二股がバレてリンダとブリトニーに詰め寄られた時もここまで酷い目にはあわなかったのに。
サイラス達に少し出遅れて、身ぐるみ剥ぎが完了したルッドゥネス侯爵子息は、ダンジョンの外に放り出された。さっきまで自分のものだったパンツを穿いたゴブリンが、片言で「マタノオコシヲ?」とか言ったけど、もう来ないからなっ!
「ぶふぇっくしっ!…ん?」
大きなクシャミをしたルッドゥネス侯爵子息は目の前の光景に、一瞬自分がパンツすら穿いていないことも忘れた。
「ぶふぇっくしっ!!」
…思い出した。
「国境の砦?!ペトラじゃないか!」
…やはり、ゲーム制作陣は世界遺産をパクったらしい。
それはさておき。
ドゴオオオオン!!!
ガラガラガラ…
侯爵子息の目の前で、数百年の歴史を誇る砦が崩落した。
「おおいっ?!」
砂埃が舞い上がる中、崩落した砦へ突き進む馬車の隊列。え?アイツらが壊したの?!
呆然と立ち竦んでいると、スッポンポンの侯爵子息の元へ数人の兵士がやってきた。
「おい!貴様!何者だ!」
砦が崩壊したからか、兵士が殺気立っている。怖い。
「俺はルッドゥネス侯爵が嫡男、トビーだ。無礼ぞ!」
裸で部下を叱責したことは、経験がある。ナタリーとベッドでお楽しみの最中に部屋に入ってきた部下を怒鳴ったことが。
「はあ?」
顔を歪める兵士。かなり怖い。
「将軍を呼んでこい!話がある!」
それでも、侯爵子息は命令した。なぜなら、この砦は先の政権交代で王妃派貴族の手から古参派のビーンスプラウト侯爵へ管理が移譲されたのだ。サイラスが砦をぶっ壊したことを報告しなければ。

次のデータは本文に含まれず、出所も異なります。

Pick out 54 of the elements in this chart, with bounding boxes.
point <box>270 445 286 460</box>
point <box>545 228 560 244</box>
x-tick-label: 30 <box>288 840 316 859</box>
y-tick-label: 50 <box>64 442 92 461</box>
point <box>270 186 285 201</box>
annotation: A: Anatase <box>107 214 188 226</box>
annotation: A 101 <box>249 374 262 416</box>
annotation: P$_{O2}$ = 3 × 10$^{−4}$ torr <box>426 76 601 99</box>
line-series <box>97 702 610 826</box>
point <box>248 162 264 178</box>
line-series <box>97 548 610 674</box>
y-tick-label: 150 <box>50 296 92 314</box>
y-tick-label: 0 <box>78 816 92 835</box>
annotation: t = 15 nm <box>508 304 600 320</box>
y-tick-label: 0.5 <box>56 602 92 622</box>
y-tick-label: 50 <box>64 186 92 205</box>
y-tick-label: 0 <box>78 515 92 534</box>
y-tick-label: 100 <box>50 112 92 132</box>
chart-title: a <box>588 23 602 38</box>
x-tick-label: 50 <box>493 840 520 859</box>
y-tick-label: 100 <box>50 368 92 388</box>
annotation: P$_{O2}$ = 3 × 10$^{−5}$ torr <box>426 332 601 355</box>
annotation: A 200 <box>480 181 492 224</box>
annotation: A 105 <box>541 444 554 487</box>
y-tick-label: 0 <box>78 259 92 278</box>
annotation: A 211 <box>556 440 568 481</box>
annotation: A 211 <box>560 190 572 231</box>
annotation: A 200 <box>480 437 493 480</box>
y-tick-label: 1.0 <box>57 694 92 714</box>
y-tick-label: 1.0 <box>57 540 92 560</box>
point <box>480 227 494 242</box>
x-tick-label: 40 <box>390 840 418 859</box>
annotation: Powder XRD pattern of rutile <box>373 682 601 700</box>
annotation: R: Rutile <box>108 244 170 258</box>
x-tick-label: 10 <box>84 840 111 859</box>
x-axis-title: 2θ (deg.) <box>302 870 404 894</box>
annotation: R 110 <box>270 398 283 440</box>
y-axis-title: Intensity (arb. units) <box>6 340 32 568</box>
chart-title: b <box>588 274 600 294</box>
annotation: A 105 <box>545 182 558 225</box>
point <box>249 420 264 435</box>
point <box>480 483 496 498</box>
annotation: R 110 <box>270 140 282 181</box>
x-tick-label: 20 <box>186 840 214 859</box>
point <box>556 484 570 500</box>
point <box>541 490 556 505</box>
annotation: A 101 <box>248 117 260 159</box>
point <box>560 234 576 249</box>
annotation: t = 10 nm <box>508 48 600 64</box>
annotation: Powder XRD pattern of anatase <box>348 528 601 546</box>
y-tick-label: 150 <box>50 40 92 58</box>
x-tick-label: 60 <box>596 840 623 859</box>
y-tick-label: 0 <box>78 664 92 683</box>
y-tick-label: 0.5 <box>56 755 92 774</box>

おまえなんか怖くないぞ!平兵士風情が!おまえより俺はモテるんだからなっ!
謎の自信を拠に、侯爵子息は裸の……若干ぷよぷよの胸を反らした。
◆◆◆
久々に大罪魔法を使った。
《暴食》で砦を呑み込み、それを合図に魔王様に跡地をダンジョンにしてくれと頼んである。敵国との国境、砦の跡地。きっと双方から屈強なお客さんがたくさん来るに違いない。強力なラスボスを十体くらい投入してもいいんじゃないかな?

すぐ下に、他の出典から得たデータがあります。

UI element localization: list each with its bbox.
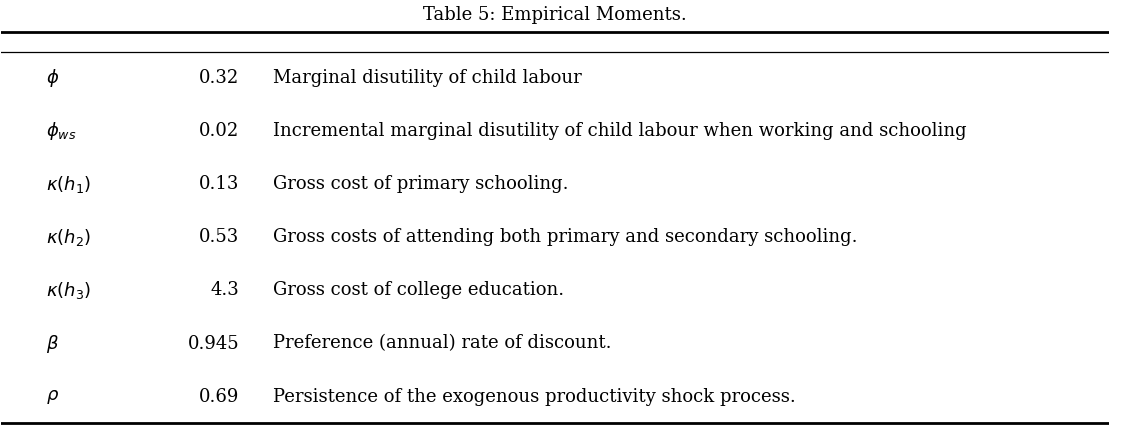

景気づけに、荒野を挟んだグワルフ側の砦も同じくぶっ壊して跡地をダンジョンにした。砦にお勤めの兵士は、勤め先が破壊されて職を失った。己が身に降りかかった突然の悲劇。さぞや絶望したことだろう。魔界貢献、フィランソロピーだ。うん。
こうして、私たちは悠々とグワルフ国内に入り、ダウンコートを届けたのである。
「めでたしめでたし」
「ンなワケあるか!この馬鹿者っ!」
グワルフ王妃様に最新デザインのダウンコートを献上して、王宮の客室で寛いでいたら、セヴランが怒鳴りこんできた。そういやこの王子様、軍関係のお仕事もしてたっけ?
「国境の砦だぞ?しかもペレアスとのだ?あ゛あ゛?」
「大丈夫だって。強力なラスボス付のダンジョンにしたし。ある意味、砦なんかよりずっと堅いぜ?」
国境に難攻不落のダンジョン。これほど攻めるに向かない国境もないでしょ。
「戦争できないと平和になる。そしたら大量の兵士がクビになる。リストラによる絶望が溢れる!素晴らしい!」
「ぐあぁっ!クソッ!!」
セヴランがティーテーブルに突っ伏し、私とエヴァは悠々とお茶を飲む。いい気分だ。
「いいじゃん?戦争しなきゃ、国家予算削減できてウハウハだろ?」
そ。戦争なんか不経済だ。やめろやめろ。
「簡単に言ってくれるな。どうするんだ?国境をダンジョンにしたら、それこそ行き来ができんだろうが」
海には、ペレアスの海賊船擬きが蔓延ってるんだぞ?と、セヴラン。
あら、もしかしてあのルートで貿易しようとしてたの?
「ああいう砦はな、賄賂さえ渡せば通行自由なんだよ!」
「あらま」
ま、今頃わかっても遅いね。壊しちゃったし。けど…そうか。ちょっといいこと思いついたぞ。
◆◆◆
王宮を出た私たちは、グワルフの王都へ繰り出した。
北部のこの地域では、秋だというのに毛皮のコートがなければ外を歩けない。私はカルビ君を抱えた上にポンチョ型のコートを着て、早速商館が軒を連ねる通りに足を踏み入れた。
「サイラス君、商館で何をするの?」
「仕入れ。ほら、イライジャさんの出番だよ」
商人は商品を売ったら空っぽの馬車で帰ってくるわけではない。行く先々で新たな商品を仕入れて、帰路の道中で売りながら帰るのだ。これ、行商の基本。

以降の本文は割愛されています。